A segunda platitude, redundante ao caput do art. 113, é a alusão a “usos” e “costumes”, que, inobstante as angústias quanto à delimitação de cada figura5, seguiram por ser adequadamente trabalhados pela jurisprudência, a exemplo de caso em que o TJSC reconheceu a regularidade do pagamento, porque adequado aos usos e costumes da região6. No mais, há de se registrar que, dessa vez apropriadamente, o inc. II faz alusão a usos e costumes “do mercado” e vinculados ao “tipo do negócio”, suprindo a insuficiência original do Código que os amarrava ao “lugar”. Tal era insuficiente, uma vez variarem estes em três dimensões, conforme antiga lição de Andreas von Tuhr: lugar, setor da atividade (mercado) e tempo7.
2) Os Perigos
Por outro lado, há perigos ensejados pela LLE quando tentou inovar em potencial contradição à disciplina da interpretação que se tem na ordem jurídica brasileira. Tal risco de erosão se encontra, por exemplo, já no caput do §1º, ao ditar que a interpretação do negócio jurídico “atribui” sentido, quando, em verdade, o “extrai”; no inc. IV, ao permitir interpretação contra proferentem de contratos paritários (como regra geral mais concessiva que a regra protetiva ao aderente do art. 423); e no inc. V, que mistura interpretação sistemática com outros critérios e alude ao enigmático parâmetro da “racionalidade econômica das partes”.
O primeiro perigo é o de se (mal)entender que a disciplina autoriza o intérprete a extrair significado alheio à intenção comum das partes. Foi o que se teve em julgado do TJSP que afastou previsão contratual em prol do que seria a disciplina “mais razoável”8. De outro lado, há decisões mais seguras, como julgado do TJPR em que se procedeu à interpretação a partir da lente do objeto e do fim do negócio9.
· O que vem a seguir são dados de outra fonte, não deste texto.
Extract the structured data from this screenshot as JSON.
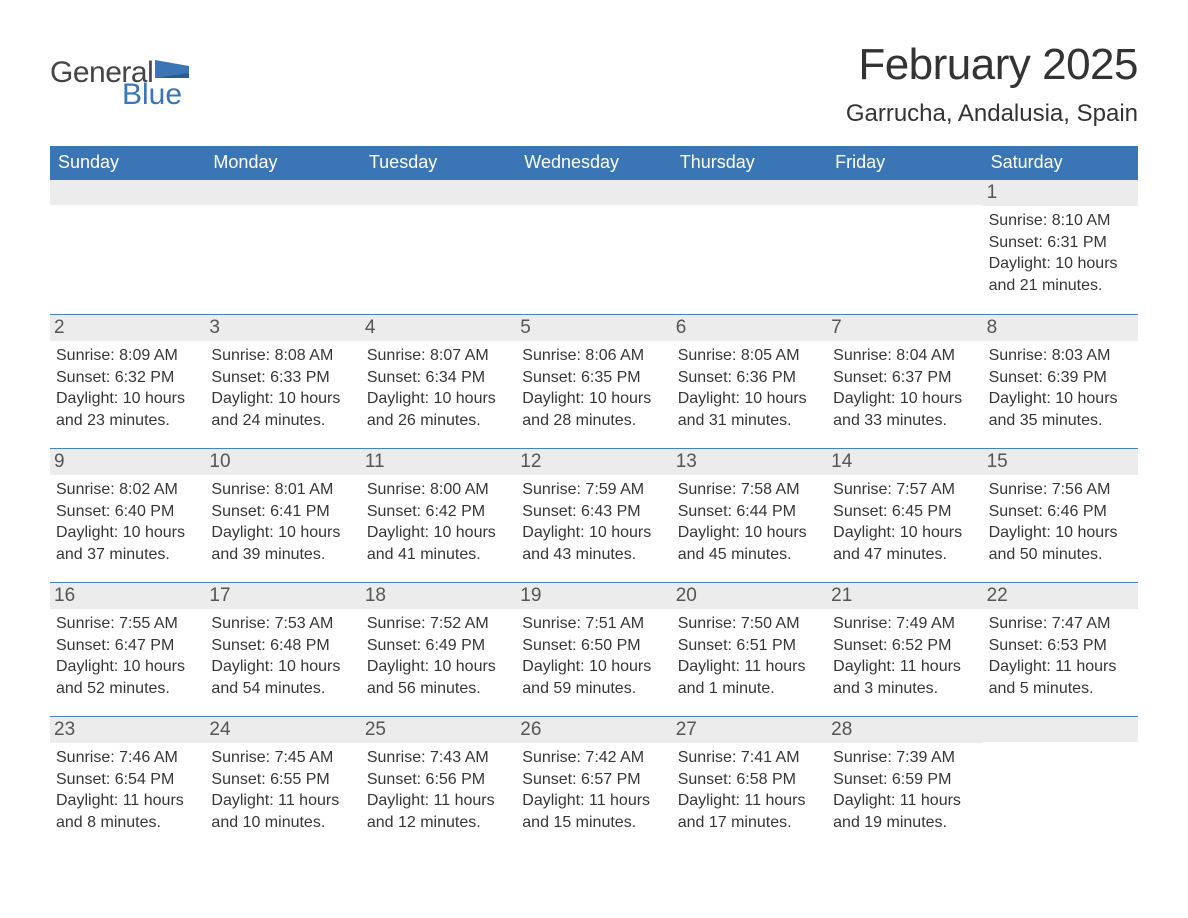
{
  "logo": {
    "text_general": "General",
    "text_blue": "Blue"
  },
  "header": {
    "month": "February 2025",
    "location": "Garrucha, Andalusia, Spain"
  },
  "colors": {
    "header_bg": "#3a76b6",
    "header_text": "#ffffff",
    "daynum_bg": "#ececec",
    "week_border": "#4a80bb",
    "text": "#333333",
    "logo_general": "#444444",
    "logo_blue": "#3a76b6"
  },
  "days_of_week": [
    "Sunday",
    "Monday",
    "Tuesday",
    "Wednesday",
    "Thursday",
    "Friday",
    "Saturday"
  ],
  "weeks": [
    [
      {
        "day": "",
        "lines": []
      },
      {
        "day": "",
        "lines": []
      },
      {
        "day": "",
        "lines": []
      },
      {
        "day": "",
        "lines": []
      },
      {
        "day": "",
        "lines": []
      },
      {
        "day": "",
        "lines": []
      },
      {
        "day": "1",
        "lines": [
          "Sunrise: 8:10 AM",
          "Sunset: 6:31 PM",
          "Daylight: 10 hours and 21 minutes."
        ]
      }
    ],
    [
      {
        "day": "2",
        "lines": [
          "Sunrise: 8:09 AM",
          "Sunset: 6:32 PM",
          "Daylight: 10 hours and 23 minutes."
        ]
      },
      {
        "day": "3",
        "lines": [
          "Sunrise: 8:08 AM",
          "Sunset: 6:33 PM",
          "Daylight: 10 hours and 24 minutes."
        ]
      },
      {
        "day": "4",
        "lines": [
          "Sunrise: 8:07 AM",
          "Sunset: 6:34 PM",
          "Daylight: 10 hours and 26 minutes."
        ]
      },
      {
        "day": "5",
        "lines": [
          "Sunrise: 8:06 AM",
          "Sunset: 6:35 PM",
          "Daylight: 10 hours and 28 minutes."
        ]
      },
      {
        "day": "6",
        "lines": [
          "Sunrise: 8:05 AM",
          "Sunset: 6:36 PM",
          "Daylight: 10 hours and 31 minutes."
        ]
      },
      {
        "day": "7",
        "lines": [
          "Sunrise: 8:04 AM",
          "Sunset: 6:37 PM",
          "Daylight: 10 hours and 33 minutes."
        ]
      },
      {
        "day": "8",
        "lines": [
          "Sunrise: 8:03 AM",
          "Sunset: 6:39 PM",
          "Daylight: 10 hours and 35 minutes."
        ]
      }
    ],
    [
      {
        "day": "9",
        "lines": [
          "Sunrise: 8:02 AM",
          "Sunset: 6:40 PM",
          "Daylight: 10 hours and 37 minutes."
        ]
      },
      {
        "day": "10",
        "lines": [
          "Sunrise: 8:01 AM",
          "Sunset: 6:41 PM",
          "Daylight: 10 hours and 39 minutes."
        ]
      },
      {
        "day": "11",
        "lines": [
          "Sunrise: 8:00 AM",
          "Sunset: 6:42 PM",
          "Daylight: 10 hours and 41 minutes."
        ]
      },
      {
        "day": "12",
        "lines": [
          "Sunrise: 7:59 AM",
          "Sunset: 6:43 PM",
          "Daylight: 10 hours and 43 minutes."
        ]
      },
      {
        "day": "13",
        "lines": [
          "Sunrise: 7:58 AM",
          "Sunset: 6:44 PM",
          "Daylight: 10 hours and 45 minutes."
        ]
      },
      {
        "day": "14",
        "lines": [
          "Sunrise: 7:57 AM",
          "Sunset: 6:45 PM",
          "Daylight: 10 hours and 47 minutes."
        ]
      },
      {
        "day": "15",
        "lines": [
          "Sunrise: 7:56 AM",
          "Sunset: 6:46 PM",
          "Daylight: 10 hours and 50 minutes."
        ]
      }
    ],
    [
      {
        "day": "16",
        "lines": [
          "Sunrise: 7:55 AM",
          "Sunset: 6:47 PM",
          "Daylight: 10 hours and 52 minutes."
        ]
      },
      {
        "day": "17",
        "lines": [
          "Sunrise: 7:53 AM",
          "Sunset: 6:48 PM",
          "Daylight: 10 hours and 54 minutes."
        ]
      },
      {
        "day": "18",
        "lines": [
          "Sunrise: 7:52 AM",
          "Sunset: 6:49 PM",
          "Daylight: 10 hours and 56 minutes."
        ]
      },
      {
        "day": "19",
        "lines": [
          "Sunrise: 7:51 AM",
          "Sunset: 6:50 PM",
          "Daylight: 10 hours and 59 minutes."
        ]
      },
      {
        "day": "20",
        "lines": [
          "Sunrise: 7:50 AM",
          "Sunset: 6:51 PM",
          "Daylight: 11 hours and 1 minute."
        ]
      },
      {
        "day": "21",
        "lines": [
          "Sunrise: 7:49 AM",
          "Sunset: 6:52 PM",
          "Daylight: 11 hours and 3 minutes."
        ]
      },
      {
        "day": "22",
        "lines": [
          "Sunrise: 7:47 AM",
          "Sunset: 6:53 PM",
          "Daylight: 11 hours and 5 minutes."
        ]
      }
    ],
    [
      {
        "day": "23",
        "lines": [
          "Sunrise: 7:46 AM",
          "Sunset: 6:54 PM",
          "Daylight: 11 hours and 8 minutes."
        ]
      },
      {
        "day": "24",
        "lines": [
          "Sunrise: 7:45 AM",
          "Sunset: 6:55 PM",
          "Daylight: 11 hours and 10 minutes."
        ]
      },
      {
        "day": "25",
        "lines": [
          "Sunrise: 7:43 AM",
          "Sunset: 6:56 PM",
          "Daylight: 11 hours and 12 minutes."
        ]
      },
      {
        "day": "26",
        "lines": [
          "Sunrise: 7:42 AM",
          "Sunset: 6:57 PM",
          "Daylight: 11 hours and 15 minutes."
        ]
      },
      {
        "day": "27",
        "lines": [
          "Sunrise: 7:41 AM",
          "Sunset: 6:58 PM",
          "Daylight: 11 hours and 17 minutes."
        ]
      },
      {
        "day": "28",
        "lines": [
          "Sunrise: 7:39 AM",
          "Sunset: 6:59 PM",
          "Daylight: 11 hours and 19 minutes."
        ]
      },
      {
        "day": "",
        "lines": []
      }
    ]
  ]
}
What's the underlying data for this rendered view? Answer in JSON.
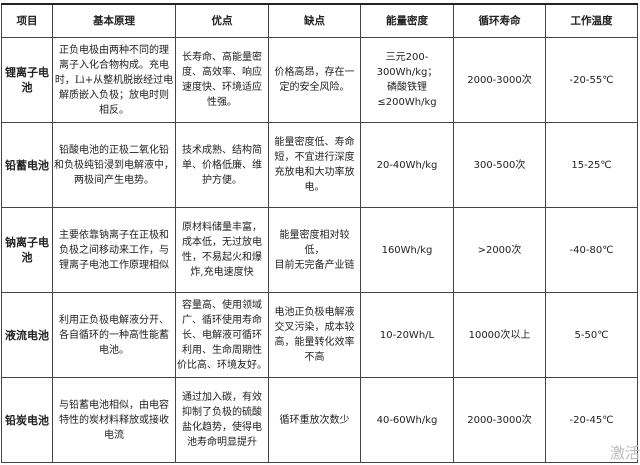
{
  "headers": [
    "项目",
    "基本原理",
    "优点",
    "缺点",
    "能量密度",
    "循环寿命",
    "工作温度"
  ],
  "rows": [
    {
      "name": "锂离子电\n池",
      "principle": "正负电极由两种不同的理\n离子入化合物构成。充电\n时，Li+从整机脱嵌经过电\n解质嵌入负极；放电时则\n相反。",
      "pros": "长寿命、高能量密\n度、高效率、响应\n速度快、环境适应\n性强。",
      "cons": "价格高昂，存在一\n定的安全风险。",
      "density": "三元200-300Wh/kg；\n磷酸铁锂\n≤200Wh/kg",
      "cycle": "2000-3000次",
      "temp": "-20-55℃"
    },
    {
      "name": "铅蓄电池",
      "principle": "铅酸电池的正极二氧化铅\n和负极纯铅浸到电解液中，\n两极间产生电势。",
      "pros": "技术成熟、结构简\n单、价格低廉、维\n护方便。",
      "cons": "能量密度低、寿命\n短，不宜进行深度\n充放电和大功率放\n电。",
      "density": "20-40Wh/kg",
      "cycle": "300-500次",
      "temp": "15-25℃"
    },
    {
      "name": "钠离子电\n池",
      "principle": "主要依靠钠离子在正极和\n负极之间移动来工作，与\n锂离子电池工作原理相似",
      "pros": "原材料储量丰富，\n成本低，无过放电\n性，不易起火和爆\n炸,充电速度快",
      "cons": "能量密度相对较低，\n目前无完备产业链",
      "density": "160Wh/kg",
      "cycle": ">2000次",
      "temp": "-40-80℃"
    },
    {
      "name": "液流电池",
      "principle": "利用正负极电解液分开、\n各自循环的一种高性能蓄\n电池。",
      "pros": "容量高、使用领域\n广、循环使用寿命\n长、电解液可循环\n利用、生命周期性\n价比高、环境友好。",
      "cons": "电池正负极电解液\n交叉污染，成本较\n高，能量转化效率\n不高",
      "density": "10-20Wh/L",
      "cycle": "10000次以上",
      "temp": "5-50℃"
    },
    {
      "name": "铅炭电池",
      "principle": "与铅蓄电池相似，由电容\n特性的炭材料释放或接收\n电流",
      "pros": "通过加入碳，有效\n抑制了负极的硫酸\n盐化趋势，使得电\n池寿命明显提升",
      "cons": "循环重放次数少",
      "density": "40-60Wh/kg",
      "cycle": "2000-3000次",
      "temp": "-20-45℃"
    }
  ],
  "watermark": "激活"
}
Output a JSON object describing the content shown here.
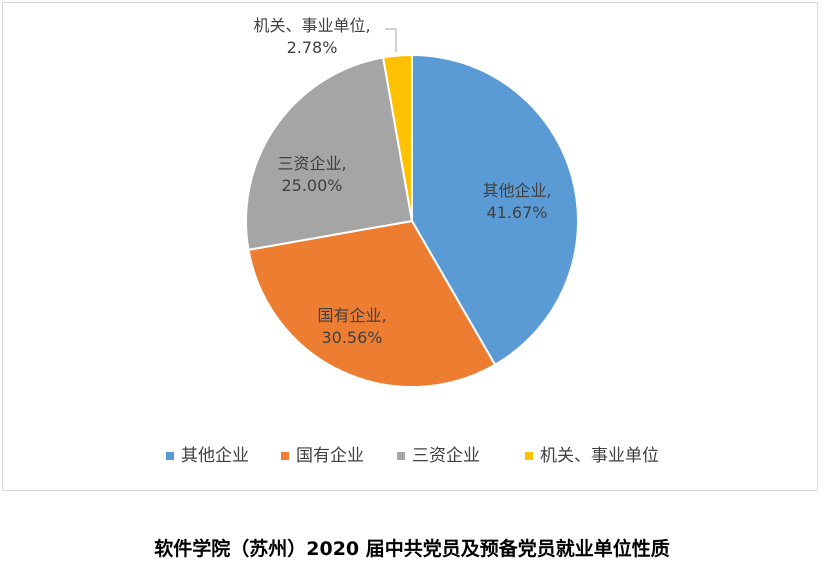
{
  "chart_data": {
    "type": "pie",
    "categories": [
      "其他企业",
      "国有企业",
      "三资企业",
      "机关、事业单位"
    ],
    "values": [
      41.67,
      30.56,
      25.0,
      2.78
    ],
    "labels": [
      {
        "name": "其他企业,",
        "pct": "41.67%"
      },
      {
        "name": "国有企业,",
        "pct": "30.56%"
      },
      {
        "name": "三资企业,",
        "pct": "25.00%"
      },
      {
        "name": "机关、事业单位,",
        "pct": "2.78%"
      }
    ],
    "colors": [
      "#5b9bd5",
      "#ed7d31",
      "#a5a5a5",
      "#ffc000"
    ],
    "legend_position": "bottom",
    "start_angle_deg": 0,
    "direction": "clockwise"
  },
  "caption": "软件学院（苏州）2020 届中共党员及预备党员就业单位性质"
}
O segundo perigo deriva da disciplina ampla do inc. IV, alçada, pela literalidade, a regra geral nos contratos paritários. A jurisprudência nalguns casos o aplicou de modo limitativo, em conjugação ao art. 114 que impõe a interpretação restritiva para negócios jurídicos benéficos e a renúncia10[9]; mas noutros o fez ampliativamente, tornando concretos os riscos apontados, como no caso em que afastou a incidência do art. 423 e aplicou a via expressa da interpretatio contra proferentem diretamente11.
3) Os Desafios
A palavra final, para reflexão, é quanto aos desafios que a disciplina da interpretação inserta ainda apresenta. Dentre tantos, há que se destacarem quatro:
(i) o desenvolvimento do que se quer dizer por “práticas” no inc. II, e que não soa correspondente a “comportamento anterior”;
(ii) a alusão à boa-fé do inc. III, aparentemente redundante, mas com virtualidade de atuar autonomamente no preenchimento de lacunas, como ultima ratio12;
(iii) a obviedade reconhecida pelo §2º, mas que deve ser lida em consonância ao sistema, desafiando clareza quanto a quais são as regras de interpretação cogentes e quais são derrogáveis;
(iv) e quarto, a necessidade de se organizar o escalonamento dos critérios de interpretação, vetorizados pelo postulado normativo da intenção comum das partes (art. 112). Esse escalonamento não corresponde e nem se esgota no rol do §1º do art. 113. Se deixada à crua sequência dos dispositivos insertos, a reforma operada é capaz de subverter a disciplina e diluir, a tudo, na iniciativa de quem se crê suficiente para, com seu solitário senso empírico, dar “vida à palavra morta”13.